During conventional processing, the sulphides that bind the gold can be broken down, or oxidized, by either pressure leaching through an autoclave, or burned in high-temperature reactors.

Once the gold is liberated from the mineral structures, cyanide is flushed through the system and grabs onto the gold floating about in the slurry. But if there’s any carbon present, the organics will steal the yellow metal out of solution first.

Recoveries in double refractory ores can be as low as 10 to 15%, Kondos says, but thiosulphate works against the carbon and can bump recoveries up to 80% or higher.

“Compared to cyanide, you require more thiosulphate because it’s a weaker complexing agent, and it can be oxidized or lost in other chemical reactions,” he says.

“But it’s relatively much cheaper to buy, and we take great care of recycling all the solutions inside so none of the thiosulphate is lost or goes to waste.”

After an investment of US$620 million, which included upgrades to the leaching circuits at Goldstrike, a thiosulphate manufacturing plant to supply the chemical, and a new water treatment plant that will allow the company to recycle large amounts of thiosulphate, the new plant is expected to contribute an annual average of 350,000 to 450,000 oz. gold. That’s almost half of the 1 to 1.15 million oz. gold Barrick expects to produce this year at the operation.

All-in sustaining costs are projected to fall between US$700 to US$800 per oz. gold.

“We’ve been having no problems on any technical issues, the plant has been performing very well,” he says.

Kondos adds that in 2010, Barrick had a demonstration plant running at Goldstrike for 16 months just to “run the process through the rails to see if it worked,” and established a peer review committee of experts and groups from around the world to solve any road blocks.

One such group is the Australian think tank Commonwealth Scientific and Industrial Research Organization (CSIRO), who Kondos says has been instrumental in driving the industrial process in recent years.
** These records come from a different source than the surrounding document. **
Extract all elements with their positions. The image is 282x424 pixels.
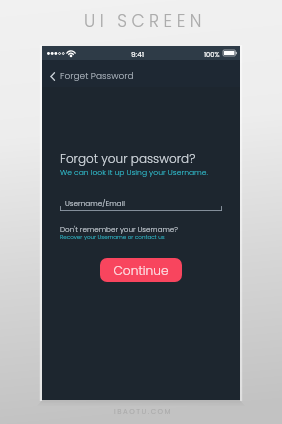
button[interactable]: Continue [100,258,182,282]
staticText: Username/Email [65,198,125,208]
staticText: UI SCREEN [84,9,206,33]
staticText: We can look it up Using your Username. [60,167,208,178]
staticText: IBAOTU.COM [114,407,173,417]
staticText: Don't remember your Username? [60,224,178,234]
staticText: Forgot your password? [60,150,196,167]
staticText: Continue [113,262,169,279]
button[interactable]: Back [48,63,136,85]
staticText: Forget Password [60,70,134,83]
button[interactable]: Recover your Username or contact us [60,233,165,241]
staticText: 9:41 [131,49,145,59]
staticText: 100% [204,50,220,59]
“The amount of time, investment and collaboration that went into this is something we’re really proud of,” he says. “At Barrick, we now have a good understanding of where it works, where it doesn’t and what the economics are.”

Although the company has patented the technology, Kondos says it’s available to anyone else in the industry to use for a nominal royalty and free for research projects.
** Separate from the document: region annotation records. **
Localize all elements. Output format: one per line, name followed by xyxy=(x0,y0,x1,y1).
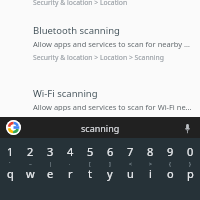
button[interactable]: ] xyxy=(100,160,120,182)
button[interactable]: Google xyxy=(0,117,200,138)
staticText: 9 xyxy=(167,144,174,159)
button[interactable]: Voice search xyxy=(179,120,195,136)
staticText: ~ xyxy=(29,161,32,168)
staticText: w xyxy=(26,166,35,181)
button[interactable]: 6 xyxy=(100,142,120,160)
staticText: q xyxy=(7,166,14,181)
staticText: o xyxy=(167,166,174,181)
staticText: [ xyxy=(89,161,91,168)
staticText: 1 xyxy=(7,144,14,159)
staticText: 5 xyxy=(87,144,94,159)
staticText: Wi-Fi scanning xyxy=(33,87,98,100)
staticText: Bluetooth scanning xyxy=(33,24,120,37)
button[interactable]: Wi-Fi scanning xyxy=(0,81,200,117)
staticText: scanning xyxy=(81,122,120,134)
staticText: · xyxy=(69,161,71,168)
button[interactable]: Google xyxy=(6,120,21,135)
button[interactable]: · xyxy=(60,160,80,182)
staticText: 0 xyxy=(187,144,194,159)
staticText: 7 xyxy=(127,144,134,159)
staticText: Security & location > Location > Scannin… xyxy=(33,53,164,62)
staticText: Security & location > Location xyxy=(33,0,128,7)
button[interactable]: } xyxy=(180,160,200,182)
staticText: r xyxy=(68,166,73,181)
button[interactable]: ` xyxy=(0,160,20,182)
button[interactable]: { xyxy=(160,160,180,182)
staticText: 4 xyxy=(67,144,74,159)
button[interactable]: ~ xyxy=(20,160,40,182)
staticText: ] xyxy=(109,161,111,168)
staticText: < xyxy=(129,161,132,168)
button[interactable]: 3 xyxy=(40,142,60,160)
staticText: Allow apps and services to scan for near… xyxy=(33,39,194,49)
button[interactable]: 9 xyxy=(160,142,180,160)
staticText: 3 xyxy=(47,144,54,159)
staticText: > xyxy=(149,161,152,168)
button[interactable]: Bluetooth scanning xyxy=(0,18,200,68)
button[interactable]: 4 xyxy=(60,142,80,160)
button[interactable]: 0 xyxy=(180,142,200,160)
button[interactable]: 1 xyxy=(0,142,20,160)
button[interactable]: 5 xyxy=(80,142,100,160)
staticText: Allow apps and services to scan for Wi-F… xyxy=(33,102,194,111)
button[interactable]: > xyxy=(140,160,160,182)
staticText: ` xyxy=(9,161,11,168)
button[interactable]: < xyxy=(120,160,140,182)
staticText: i xyxy=(149,166,152,181)
button[interactable]: Security & location > Location xyxy=(0,0,200,9)
staticText: { xyxy=(169,161,171,168)
staticText: y xyxy=(107,166,113,181)
button[interactable]: 7 xyxy=(120,142,140,160)
staticText: 8 xyxy=(147,144,154,159)
staticText: e xyxy=(47,166,54,181)
button[interactable]: [ xyxy=(80,160,100,182)
button[interactable]: | xyxy=(40,160,60,182)
button[interactable]: 8 xyxy=(140,142,160,160)
staticText: | xyxy=(49,161,52,168)
staticText: t xyxy=(88,166,92,181)
staticText: u xyxy=(127,166,134,181)
button[interactable]: 2 xyxy=(20,142,40,160)
staticText: } xyxy=(189,161,191,168)
staticText: 2 xyxy=(27,144,34,159)
staticText: p xyxy=(187,166,194,181)
staticText: 6 xyxy=(107,144,114,159)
“We’re open to anyone who wants to develop it further and use it as a baseline for something else,” he says, emphasizing that it often takes a consortium of people to overcome technical challenges.

He says there’s an effort to try and adapt this new technology to work well with a variety of ores and deposit styles, but “it’s not an easy system and there’s still a lot more work that needs to be done.”